Publicado 20/09/2025 06:25

Maria Perez: "Graças a Antonella Palmisano, tive um sonho e ainda estou nele".

TÓQUIO, 20 de setembro de 2025 -- A medalhista de ouro Maria Perez, da Espanha, comemora após a final feminina da corrida de 20 km a pé no Campeonato Mundial de Atletismo de 2025 em Tóquio, Japão, em 20 de setembro de 2025.
Europa Press/Contacto/Jiang Han

"Eu faço isso porque gosto e faço com que seja agradável".

MADRID, 20 set. (EUROPA PRESS) -

A atleta espanhola María Pérez, que neste sábado conquistou sua segunda medalha de ouro no Campeonato Mundial de Atletismo em Tóquio ao vencer a prova de 20 km Race Walk, reconheceu que graças à italiana Antonella Palmisano, amiga e grande figura da prova e que lhe deu a bandeira espanhola após cruzar a linha de chegada, ela teve "um sonho" e que ainda está nele, além de reconhecer que não está procurando estabelecer "recordes", mas sim "desfrutar".

"Acho que antecipei tudo o que iria acontecer. Coloquei minhas cartas na mesa depois dos 35 anos e acho que todos jogaram suas cartas muito bem. Tiro o chapéu para todos os meus rivais, especialmente aqueles que dobraram de 35º para 20º, porque é muito", disse ela após a corrida, falando com a Real Federação Espanhola de Atletismo (RFEA).

Tudo para coroar sua participação na capital japonesa com uma dobradinha de ouro. "Não estou fazendo isso para quebrar recordes, estou fazendo isso porque gosto. Porque agora eu realmente me divirto; se antes eu era a única que colocava pressão em mim mesma, agora estou me divertindo como uma garotinha. Hoje eu estava dizendo para a Antonella - Palmisano - 'Estou super nervosa, mas estando aqui ao meu lado, estou relaxada'. Quando estou feliz, tenho que me divertir. Eu me divirto e faço com que vocês se divirtam, então esse é o maior prêmio que recebo", disse ela.

"A vida é isso, aproveitar, ficar animada.... Algo que aprendi no esporte é que isso não é individual, mas coletivo. Às vezes, a pressão que nós, atletas, colocamos sobre nós mesmos é boa, mas se eu tiver que dar um conselho, é que continuemos a desfrutar do esporte. Fiz a melhor preparação do mundo, mas consegui me cercar das melhores pessoas possíveis.
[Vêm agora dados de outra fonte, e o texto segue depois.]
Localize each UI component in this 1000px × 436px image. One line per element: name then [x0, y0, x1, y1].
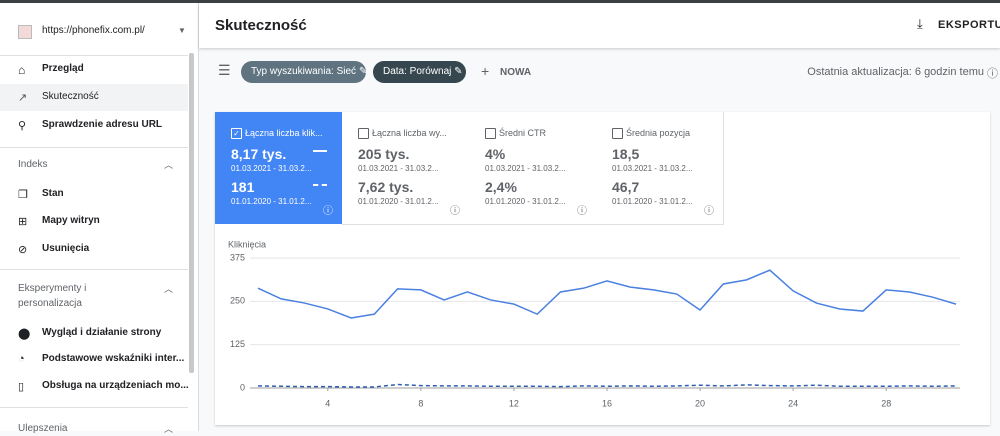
x-tick-label: 12 — [509, 398, 519, 408]
help-icon[interactable]: ⓘ — [323, 206, 333, 217]
section-title[interactable]: Indeks — [18, 159, 48, 170]
metric-previous-range: 01.01.2020 - 31.01.2... — [612, 197, 693, 206]
help-icon[interactable]: ⓘ — [704, 206, 714, 217]
help-icon[interactable]: ⓘ — [450, 206, 460, 217]
icon-search: ⚲ — [18, 120, 27, 132]
nav-item[interactable]: Usunięcia — [42, 243, 90, 254]
icon: ⊞ — [18, 216, 28, 228]
metric-current-range: 01.03.2021 - 31.03.2... — [612, 164, 693, 173]
chart: Kliknięcia 0 125 250 375 4 8 12 16 20 24 28 — [228, 239, 960, 408]
last-update: Ostatnia aktualizacja: 6 godzin temu — [807, 66, 984, 78]
metric-previous-range: 01.01.2020 - 31.01.2... — [231, 197, 312, 206]
chip-text: Data: Porównaj — [383, 66, 452, 77]
metric-current-range: 01.03.2021 - 31.03.2... — [485, 164, 566, 173]
checkbox[interactable] — [612, 128, 623, 139]
y-tick-label: 125 — [230, 339, 245, 349]
favicon — [18, 25, 32, 39]
help-icon[interactable]: ⓘ — [577, 206, 587, 217]
nav-item[interactable]: Stan — [42, 188, 64, 199]
metric-current: 18,5 — [612, 146, 640, 162]
checkbox[interactable] — [485, 128, 496, 139]
dashed-line-key — [313, 184, 327, 186]
collapse[interactable]: ︿ — [164, 424, 174, 434]
metric-card[interactable]: Średnia pozycja 18,5 01.03.2021 - 31.03.2.… — [596, 112, 724, 225]
x-tick-label: 8 — [418, 398, 423, 408]
metric-label: Średni CTR — [499, 128, 547, 138]
metric-card[interactable]: Średni CTR 4% 01.03.2021 - 31.03.2... 2,4% 0… — [469, 112, 597, 225]
metric-card[interactable]: ✓ Łączna liczba klik... 8,17 tys. 01.03.202… — [215, 112, 342, 224]
divider — [0, 269, 188, 270]
nav-item[interactable]: Wygląd i działanie strony — [42, 327, 162, 338]
property-selector[interactable]: https://phonefix.com.pl/ — [42, 25, 145, 36]
icon: ❐ — [18, 189, 28, 201]
line-series — [257, 269, 957, 319]
metric-previous: 181 — [231, 179, 255, 195]
icon: ⬤ — [18, 328, 31, 340]
help-icon[interactable]: ⓘ — [987, 68, 998, 80]
nav-item[interactable]: Podstawowe wskaźniki inter... — [42, 353, 185, 364]
solid-line-key — [313, 150, 327, 152]
nav-item[interactable]: Przegląd — [42, 63, 84, 74]
metric-previous: 7,62 tys. — [358, 179, 414, 195]
metric-previous-range: 01.01.2020 - 31.01.2... — [358, 197, 439, 206]
metric-previous-range: 01.01.2020 - 31.01.2... — [485, 197, 566, 206]
icon-home: ⌂ — [18, 63, 26, 77]
metric-previous: 46,7 — [612, 179, 640, 195]
metric-label: Średnia pozycja — [626, 128, 691, 138]
y-tick-label: 250 — [230, 296, 245, 306]
checkbox[interactable] — [358, 128, 369, 139]
x-tick-label: 4 — [325, 398, 330, 408]
icon: ▯ — [18, 381, 25, 393]
metric-current: 205 tys. — [358, 146, 410, 162]
icon: ⊘ — [18, 244, 28, 256]
collapse[interactable]: ︿ — [164, 160, 174, 170]
filter-chip[interactable]: Data: Porównaj ✎ — [373, 61, 466, 83]
nav-item[interactable]: Obsługa na urządzeniach mo... — [42, 380, 189, 391]
nav-item[interactable]: Mapy witryn — [42, 215, 100, 226]
x-tick-label: 20 — [695, 398, 705, 408]
y-tick-label: 375 — [230, 252, 245, 262]
collapse[interactable]: ︿ — [164, 284, 174, 294]
metric-current: 8,17 tys. — [231, 146, 287, 162]
icon: ◔ — [18, 353, 25, 365]
metric-label: Łączna liczba wy... — [372, 128, 447, 138]
chip-text: Typ wyszukiwania: Sieć — [251, 66, 357, 77]
line-series — [257, 383, 957, 388]
x-tick-label: 28 — [881, 398, 891, 408]
page-title: Skuteczność — [215, 17, 307, 34]
divider — [0, 55, 188, 56]
metric-current: 4% — [485, 146, 506, 162]
top-bar — [0, 0, 1000, 3]
x-tick-label: 16 — [602, 398, 612, 408]
active-bg — [0, 84, 188, 111]
section-title[interactable]: Eksperymenty i personalizacja — [18, 283, 87, 309]
new-filter[interactable]: NOWA — [500, 67, 532, 78]
filter-chip[interactable]: Typ wyszukiwania: Sieć ✎ — [241, 61, 367, 83]
section-title[interactable]: Ulepszenia — [18, 423, 68, 434]
metric-card[interactable]: Łączna liczba wy... 205 tys. 01.03.2021 - … — [342, 112, 470, 225]
filter-icon[interactable]: ☰ — [218, 62, 231, 78]
metric-label: Łączna liczba klik... — [245, 128, 323, 138]
metric-current-range: 01.03.2021 - 31.03.2... — [358, 164, 439, 173]
caret[interactable]: ▼ — [178, 26, 186, 35]
y-tick-label: 0 — [240, 382, 245, 392]
export-icon[interactable]: ⤓ — [917, 16, 923, 31]
checkbox[interactable]: ✓ — [231, 128, 242, 139]
nav-item[interactable]: Skuteczność — [42, 91, 99, 102]
metric-current-range: 01.03.2021 - 31.03.2... — [231, 164, 312, 173]
metric-previous: 2,4% — [485, 179, 517, 195]
divider — [0, 147, 188, 148]
sidebar: https://phonefix.com.pl/ ▼ ⌂ Przegląd ↗ … — [0, 3, 199, 434]
export-button[interactable]: EKSPORTUJ — [938, 19, 1000, 31]
header: Skuteczność ⤓ EKSPORTUJ — [199, 3, 1000, 48]
nav-item[interactable]: Sprawdzenie adresu URL — [42, 119, 163, 130]
scrollbar[interactable] — [189, 53, 194, 373]
y-axis-label: Kliknięcia — [228, 239, 266, 249]
plus-icon[interactable]: + — [481, 63, 490, 79]
icon-trend: ↗ — [18, 92, 28, 104]
x-tick-label: 24 — [788, 398, 798, 408]
divider — [0, 407, 188, 408]
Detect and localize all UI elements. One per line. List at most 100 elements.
Se eu tiver que dar um conselho, é que eles devem ser eles mesmos e se divertir, porque se você se diverte, o melhor sai de você", continuou.

Ela também reconheceu que foi "muito especial" e que "não esperava" que sua amiga Antonella Palmisano, medalhista de ouro em Tóquio 2020 nos 20 km e que correu os 35 km no último sábado, tivesse lhe dado a bandeira espanhola na linha de chegada no Estádio Nacional. "Na linha de chegada, fiquei emocionada quando Antonella, que eu não esperava, me deu a bandeira", admitiu ela.

"Os sucessos não são individuais, mas coletivos. Tenho que agradecer a Antonella e sua equipe por tudo, porque eles fazem parte desse sucesso. Graças a ela, ao fato de ela ter sido campeã olímpica aqui no Japão, eu tinha um sonho e ainda estou nesse sonho", finalizou visivelmente emocionada com a italiana.